In preparation for the 2015 Federal Election a news reporter

In preparation for the 2015 Federal Election, a news reporter wanted to determine the proportion of voters that will vote for each of the three major parties: Conservatives, Liberals, and the NDP. In a random sample of 450 eligible voters contacted via telephone across Canada, the reporter found that voters can be divided into 4 groups: 150 voters intend to vote for the Conservatives, 160 voters intend to vote for the Liberals, 100 voters intend to vote for the NDP, and 40 voters intend to vote for neither of the three major parties.

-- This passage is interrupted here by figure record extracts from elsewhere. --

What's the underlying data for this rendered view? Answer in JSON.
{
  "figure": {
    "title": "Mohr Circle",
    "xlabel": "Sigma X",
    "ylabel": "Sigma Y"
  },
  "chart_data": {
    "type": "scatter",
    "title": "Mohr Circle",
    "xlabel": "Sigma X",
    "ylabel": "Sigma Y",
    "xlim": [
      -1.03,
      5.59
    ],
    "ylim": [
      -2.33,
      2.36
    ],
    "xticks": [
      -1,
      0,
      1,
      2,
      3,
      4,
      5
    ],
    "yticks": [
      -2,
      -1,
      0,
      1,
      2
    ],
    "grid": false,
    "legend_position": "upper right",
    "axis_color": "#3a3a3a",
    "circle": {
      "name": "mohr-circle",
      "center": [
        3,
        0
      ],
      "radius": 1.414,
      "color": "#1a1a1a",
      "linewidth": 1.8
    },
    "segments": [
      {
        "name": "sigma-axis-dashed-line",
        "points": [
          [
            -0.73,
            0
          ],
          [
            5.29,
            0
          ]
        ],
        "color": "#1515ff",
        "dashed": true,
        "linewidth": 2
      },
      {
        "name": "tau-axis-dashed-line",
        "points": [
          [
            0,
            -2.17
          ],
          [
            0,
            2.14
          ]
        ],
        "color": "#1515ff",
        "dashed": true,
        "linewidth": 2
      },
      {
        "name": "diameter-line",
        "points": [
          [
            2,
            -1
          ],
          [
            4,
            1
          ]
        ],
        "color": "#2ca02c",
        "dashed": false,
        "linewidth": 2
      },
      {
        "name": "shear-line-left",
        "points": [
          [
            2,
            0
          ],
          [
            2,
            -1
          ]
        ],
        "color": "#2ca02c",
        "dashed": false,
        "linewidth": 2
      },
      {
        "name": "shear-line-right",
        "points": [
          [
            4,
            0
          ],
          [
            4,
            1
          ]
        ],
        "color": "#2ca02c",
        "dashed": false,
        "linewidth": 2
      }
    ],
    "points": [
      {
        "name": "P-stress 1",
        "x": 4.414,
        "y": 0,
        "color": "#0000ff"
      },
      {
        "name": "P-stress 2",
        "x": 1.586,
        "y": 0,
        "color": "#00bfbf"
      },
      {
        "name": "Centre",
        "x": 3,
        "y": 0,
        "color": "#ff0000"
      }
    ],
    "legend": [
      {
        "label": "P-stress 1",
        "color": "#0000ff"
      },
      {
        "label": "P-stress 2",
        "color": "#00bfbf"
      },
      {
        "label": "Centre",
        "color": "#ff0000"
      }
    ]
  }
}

(a) Construct a 90% confidence interval for the true proportion of voters that do not intend to vote for the Conservatives. State all your assumptions in the context of the question. Also provide an interpretation to the interval in the context of this question.

(b) The news reporter thinks the confidence interval in part (a) is too wide. How many eligible voters does he need to randomly contact in order to construct a 95% confidence interval with a margin of error of 0.03?

(c) Suppose the reporter follows up with the voters after 2 weeks and asks them their voting intentions again. The reporter finds that 20% of voters in each of the 4 groups have now decided to forfeit their vote (i.e. they will not vote anymore). How would the confidence interval in part (a) change? Please show all your work.

Solution

a) Total voters = 450 and no. of voters that do not intend to vote for conservatives = 300

proportion of such voters = 2 /3....
n*p = 300 and n*(1-p) = 150 so we can assume normality here!
z for 90% confidence = 1.281552....standard error = sqrt [ (2/3) * (1/3) / 450 ] = 0.02222222
confidence interval= [ (2/3) - 1.281552*(0.0222222) , (2/3) + 1.281552*(0.02222222) ]
= [  0.6381878 , 0.6951456 ].....
so at 90% confidence level, 63.82%-69.51% is the range of people who are intending to not to give vote for the conservatives......

b) margin of error = 0.03...z at 95% confidence = 1.644854

so, 0.03 = sqrt[ (2/3)*(1/3) / n ] * 1.644854

or, n = 668.0352 nearly equals = 668......

c) so, now total no. people voting = 360....people not voting for conservatives= 240...proportion = 2/3...
now, standard error = sqrt [ (2/3)*(1/3) / 360 ] = 0.0248452
confidence interval= [ (2/3) - 1.281552*(0.0248452) , (2/3) + 1.281552*(0.0248452) ]
= [ 0.6348263 , 0.6985071 ]

so, the because of reduced sample..the confidence interal is changed by very small margin!

..the interval widens a bit from the previous one!